2、计算量只有15亿次浮点运算，同时只有500万的参数量。

3、去除了最后的全连接层，用全局平均池化层（即将图片尺寸变为1x1）来取代它，防止过拟合。

4、精心设计的Inception Module提高了参数的利用效率，比NIN更进一步地增加了分支网络。

扩充说明：

卷积层要提升表达能力，主要依靠增加输出通道数，但会导致计算量增大和过拟合。每一个输出通道对应一个滤波器，同一个滤波器共享参数，只能提取一类特征，因此一个输出通道只能做一种特征处理。

NIN介绍：

1、主要是级联的卷积层和MLPConv层。

2、NIN中的MLPConv允许在输出通道之间组合信息。

3、MLPConv基本等效于普通卷积层后再连接1x1的卷积和ReLU激活函数。

Inception Module的基本结构说明：

1、1x1的卷积，可以跨通道组织信息，提高网络的表达能力，同时对输出通道升维和降维。

2、4个分支都用到了1x1的卷积，来进行低成本的跨通道的特征变换。

3、1x1卷积的性价比很高，用很小的计算量就能增加一层特征变换和非线性化。

4、4个分支在最后通过一个聚合操作合并（在输出通道数这个维度上聚合）。

5、3种不同尺寸的卷积和1个最大池化，增加了网络对不同尺度的适应性。

6、Inception Module可以让网络的深度和宽度高效率地扩充，提升准确率且不至于过拟合。

Inception Net的主要目标就是找到最优的稀疏结构单元（即Inception Module）。

Hebbian原理：

1、稀疏结构基于Hebbian原理。

2、神经反射活动的持续与重复会导致神经元连接稳定性的持久提升。

3、神经元细胞A和B距离很近，A参与了对B重复、持续的兴奋，那么某些代谢变化会导致A将作为能使B兴奋的细胞。

4、一起发射的神经元会连在一起，学习过程中的刺激会使神经元间的突触强度增加。

5、如果数据集的概率分布可以被一个很大很稀疏的神经网络所表达，最佳构筑网络的方法是，逐层构筑网络：将上一层高度相关的节点聚类，并将聚类出来的每一个小簇连接到一起。

Inception Net对Hebbian原理的应用：

1、在图片数据中，天然的就是临近区域的数据相关性高，因此相邻的像素点被卷积操作连接在一起。

2、有多个卷积核，在同一空间位置但在不同通道的卷积核的输出结果相关性极高。

3、1x1卷积核很自然地就把上述特征连接在一起。

4、可以适当地使用一些大尺寸地卷积，增加多样性。

Inception Net网络介绍：

Inception Net有22层深，除了最后一层的输出，其中间节点的分类效果也很好。可使用辅助分类节点，即将中间某一层的输出用作分类，并按一个较小的权重（0.3）加到最终分类结果中。这样做，相当于做了模型融合，同时给网络增加了反向传播的梯度信号，也提供了额外的正则化。

Inception Net家族介绍：

V1：一开始跑在TensorFlow的前辈DistBelief上，且只运行在CPU上。使用了异步SGD训练，学习速率每迭代8个epoch降低4%。也是用了Multi-Scale、Multi-Crop等数据增强方法，并在不同的采样数据上训练了7个模型进行融合。

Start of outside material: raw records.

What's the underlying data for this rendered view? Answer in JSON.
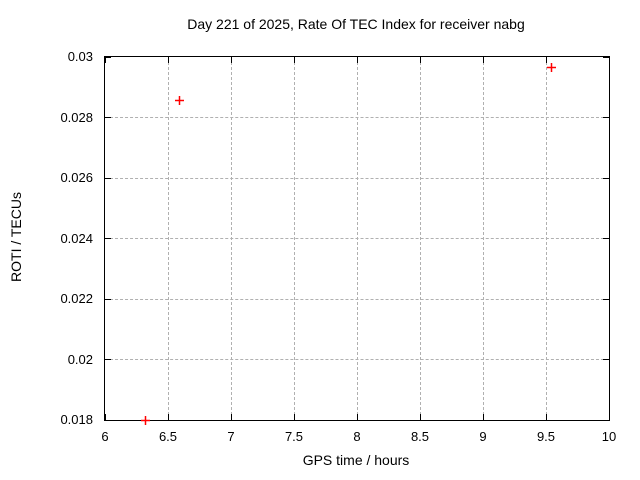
{
  "chart_data": {
    "type": "scatter",
    "title": "Day 221 of 2025, Rate Of TEC Index for receiver nabg",
    "xlabel": "GPS time / hours",
    "ylabel": "ROTI / TECUs",
    "xlim": [
      6,
      10
    ],
    "ylim": [
      0.018,
      0.03
    ],
    "xticks": {
      "values": [
        6,
        6.5,
        7,
        7.5,
        8,
        8.5,
        9,
        9.5,
        10
      ],
      "labels": [
        "6",
        "6.5",
        "7",
        "7.5",
        "8",
        "8.5",
        "9",
        "9.5",
        "10"
      ]
    },
    "yticks": {
      "values": [
        0.018,
        0.02,
        0.022,
        0.024,
        0.026,
        0.028,
        0.03
      ],
      "labels": [
        "0.018",
        "0.02",
        "0.022",
        "0.024",
        "0.026",
        "0.028",
        "0.03"
      ]
    },
    "grid": true,
    "legend_position": "none",
    "marker": {
      "shape": "plus",
      "size": 9,
      "stroke_width": 1.5
    },
    "colors": {
      "marker": "#ff0000",
      "grid": "#b0b0b0",
      "axis": "#000000",
      "text": "#000000",
      "background": "#ffffff"
    },
    "series": [
      {
        "name": "ROTI",
        "points": [
          {
            "x": 6.32,
            "y": 0.0181
          },
          {
            "x": 6.59,
            "y": 0.0287
          },
          {
            "x": 9.54,
            "y": 0.0298
          }
        ]
      }
    ]
  }
}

V2：学习了VGGNet，用两个3x3的卷积代替5x5的大卷积，用以降低参数量并减轻过拟合，还提出了BN方法，该方法是一个非常有效的正则化方法，可以让大型卷积网络的训练速度加快很多倍，同时收敛后的分类准确率也可以得到大幅提高。

使用了BN后需要，增大学习速率并加快学习衰减速度；去除Dropout并减轻L2正则；去除LRN；更彻底地对训练样本进行shuffle；减少数据增强过程中对数据地光学畸变。

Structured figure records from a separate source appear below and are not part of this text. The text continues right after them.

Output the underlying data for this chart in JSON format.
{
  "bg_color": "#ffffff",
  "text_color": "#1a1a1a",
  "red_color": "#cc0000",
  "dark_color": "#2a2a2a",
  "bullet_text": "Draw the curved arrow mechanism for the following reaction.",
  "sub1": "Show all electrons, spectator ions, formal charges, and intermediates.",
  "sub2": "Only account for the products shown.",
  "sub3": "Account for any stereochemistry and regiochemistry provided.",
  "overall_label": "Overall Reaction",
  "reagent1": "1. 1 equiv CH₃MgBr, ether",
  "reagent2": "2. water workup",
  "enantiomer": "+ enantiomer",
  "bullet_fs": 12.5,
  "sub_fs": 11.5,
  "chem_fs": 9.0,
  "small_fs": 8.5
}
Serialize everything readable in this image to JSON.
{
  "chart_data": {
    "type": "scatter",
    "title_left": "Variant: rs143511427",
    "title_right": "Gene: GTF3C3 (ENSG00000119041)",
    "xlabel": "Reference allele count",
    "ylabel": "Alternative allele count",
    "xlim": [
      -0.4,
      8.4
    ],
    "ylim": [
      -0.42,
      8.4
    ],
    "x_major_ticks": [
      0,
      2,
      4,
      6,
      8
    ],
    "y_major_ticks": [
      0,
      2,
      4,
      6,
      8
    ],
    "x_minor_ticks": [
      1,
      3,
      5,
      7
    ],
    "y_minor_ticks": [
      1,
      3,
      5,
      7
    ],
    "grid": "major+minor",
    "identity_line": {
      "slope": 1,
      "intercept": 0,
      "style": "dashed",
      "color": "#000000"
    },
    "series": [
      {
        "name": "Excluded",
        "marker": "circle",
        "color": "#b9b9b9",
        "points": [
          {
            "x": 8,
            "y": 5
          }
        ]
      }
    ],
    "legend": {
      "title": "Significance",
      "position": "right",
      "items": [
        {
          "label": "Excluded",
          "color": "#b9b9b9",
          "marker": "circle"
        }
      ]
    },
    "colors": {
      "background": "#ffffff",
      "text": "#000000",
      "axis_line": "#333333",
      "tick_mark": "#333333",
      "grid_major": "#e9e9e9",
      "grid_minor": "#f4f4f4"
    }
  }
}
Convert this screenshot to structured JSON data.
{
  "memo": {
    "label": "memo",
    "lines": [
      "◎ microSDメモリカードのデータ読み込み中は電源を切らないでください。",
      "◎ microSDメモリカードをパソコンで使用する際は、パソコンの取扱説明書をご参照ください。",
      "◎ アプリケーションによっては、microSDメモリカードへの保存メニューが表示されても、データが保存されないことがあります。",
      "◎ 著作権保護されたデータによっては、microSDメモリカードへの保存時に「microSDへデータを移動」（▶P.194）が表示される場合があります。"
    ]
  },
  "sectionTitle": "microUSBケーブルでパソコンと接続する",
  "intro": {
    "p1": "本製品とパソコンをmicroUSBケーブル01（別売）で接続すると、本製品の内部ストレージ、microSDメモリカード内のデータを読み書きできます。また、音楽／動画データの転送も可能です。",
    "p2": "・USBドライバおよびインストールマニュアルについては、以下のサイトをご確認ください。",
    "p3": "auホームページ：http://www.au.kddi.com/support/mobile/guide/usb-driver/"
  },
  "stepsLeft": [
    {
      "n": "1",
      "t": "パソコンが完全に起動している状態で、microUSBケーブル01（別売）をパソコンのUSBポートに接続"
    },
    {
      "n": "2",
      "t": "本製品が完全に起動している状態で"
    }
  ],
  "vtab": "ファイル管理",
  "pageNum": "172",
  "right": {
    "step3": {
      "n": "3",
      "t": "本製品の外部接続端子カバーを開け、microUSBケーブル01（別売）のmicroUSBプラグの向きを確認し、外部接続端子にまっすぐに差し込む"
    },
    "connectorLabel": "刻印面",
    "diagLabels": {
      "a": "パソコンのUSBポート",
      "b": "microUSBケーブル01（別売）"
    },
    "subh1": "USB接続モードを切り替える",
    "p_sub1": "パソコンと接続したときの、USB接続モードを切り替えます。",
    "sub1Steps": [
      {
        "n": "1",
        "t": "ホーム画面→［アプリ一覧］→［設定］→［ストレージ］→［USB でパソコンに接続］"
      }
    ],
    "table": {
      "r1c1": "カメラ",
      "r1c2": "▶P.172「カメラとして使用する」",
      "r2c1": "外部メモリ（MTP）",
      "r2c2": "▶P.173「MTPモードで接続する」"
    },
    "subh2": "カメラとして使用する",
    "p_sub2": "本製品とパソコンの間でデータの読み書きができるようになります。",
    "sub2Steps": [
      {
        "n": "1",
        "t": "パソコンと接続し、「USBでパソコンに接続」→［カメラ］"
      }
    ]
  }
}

扩充说明：BN在用于神经网络某层时，会对每一个mini-batch数据的内部进行标准化处理，使输出规范化到N(0,1)的正态分布，减少了内部神经元分布的改变。如此，学习速率可以增大很多倍，达到之前的准确率所需要的迭代次数只有1/14，训练时间大大缩短。

V3：引入了Factorization into small convolutions的思想，将一个较大的二维卷积拆成两个较小的一维卷积。比如将7x7卷积拆成1x7卷积和7x1卷积。

一方面节约了大量参数，加速运算并减轻了过拟合，同时增加了一层非线性扩展模型表达能力。这种非对称的卷积结构拆分，可以处理更多、更丰富的空间特征，增加特征多样性。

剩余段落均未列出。